AI algorithms can be biased or discriminatory, often due to biased data, flawed algorithmic designs, or a lack of adequate oversight. These biases can have significant effects on vulnerable or marginalised populations. However, with proper practices, such as regular audits, better data representation, and transparency measures, it is possible to reduce these biases and make AI more equitable and ethical.
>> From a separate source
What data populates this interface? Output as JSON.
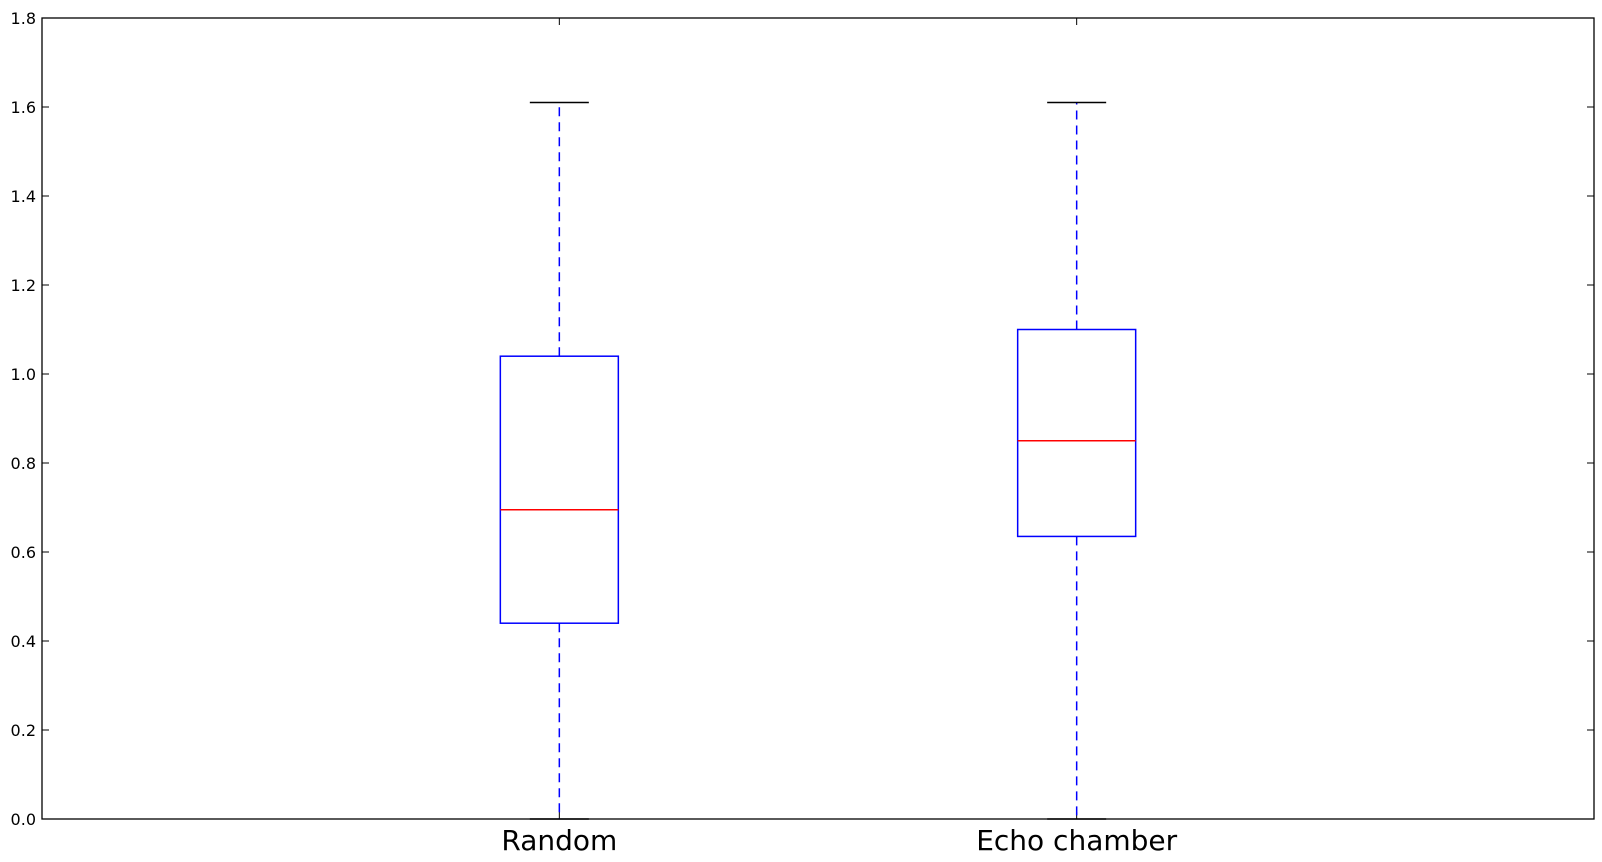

PlanningPME has chosen not to use artificial intelligence (AI) based on its priorities, current features and business strategy. Here's why PlanningPME doesn't integrate AI:

1. Nature of user needs

   • Simplicity and efficiency : PlanningPME users are often looking for simple and practical solutions to manage their schedules, without unnecessary complexity. AI, while innovative, can be perceived as unnecessarily complicated for tasks where standard tools are sufficient.
   • Adapted features : PlanningPME already offers robust features for schedule management (resource allocation, leave management, etc.), and AI is not necessarily essential to meet the current needs of its users.

2. Personal Data Compliance (GDPR)

   • Data sensitivity : AI integration often involves collecting, analysing, and processing large amounts of data. This may raise concerns about personal data protection and GDPR compliance.
   • Avoiding legal risks : By not integrating AI, PlanningPME can avoid the risks associated with poor data management or algorithmic errors that could harm users.

3. Adaptation to the target audience

   • Traditional users : PlanningPME users are often companies or organisations that prefer traditional scheduling management, without requiring advanced recommendations or automations. Adding AI features could be perceived as excessive or inappropriate.

4. No immediate need

   • User priorities : current PlanningPME users have not expressed a demand for AI-based features.
   • Perceived added value : In some cases, the integration of AI does not create sufficient added value to justify its development.

5. Strategic positioning

   • Focus on human efficiency : PlanningPME prefers to highlight the importance of human involvement in schedule management, where users remain in full control of decisions, rather than delegating certain tasks to an AI.
   • Company Vision : Target Skills, the company that publishes the PlanningPME application, has chosen to focus on proven and stable features rather than embarking on emerging technologies such as AI.

6. Mitigating the risks of AI

   • Algorithmic biases : AI systems can introduce biases into automated decisions, which could negatively affect the reliability or fairness of the schedules generated.
   • Reliability : AI can sometimes produce results that are inaccurate or not adapted to specific contexts, which could hurt user satisfaction.

PlanningPME does not use AI because the needs of its current users do not require it and because the company prefers to focus on proven solutions that are tailored to its target audience.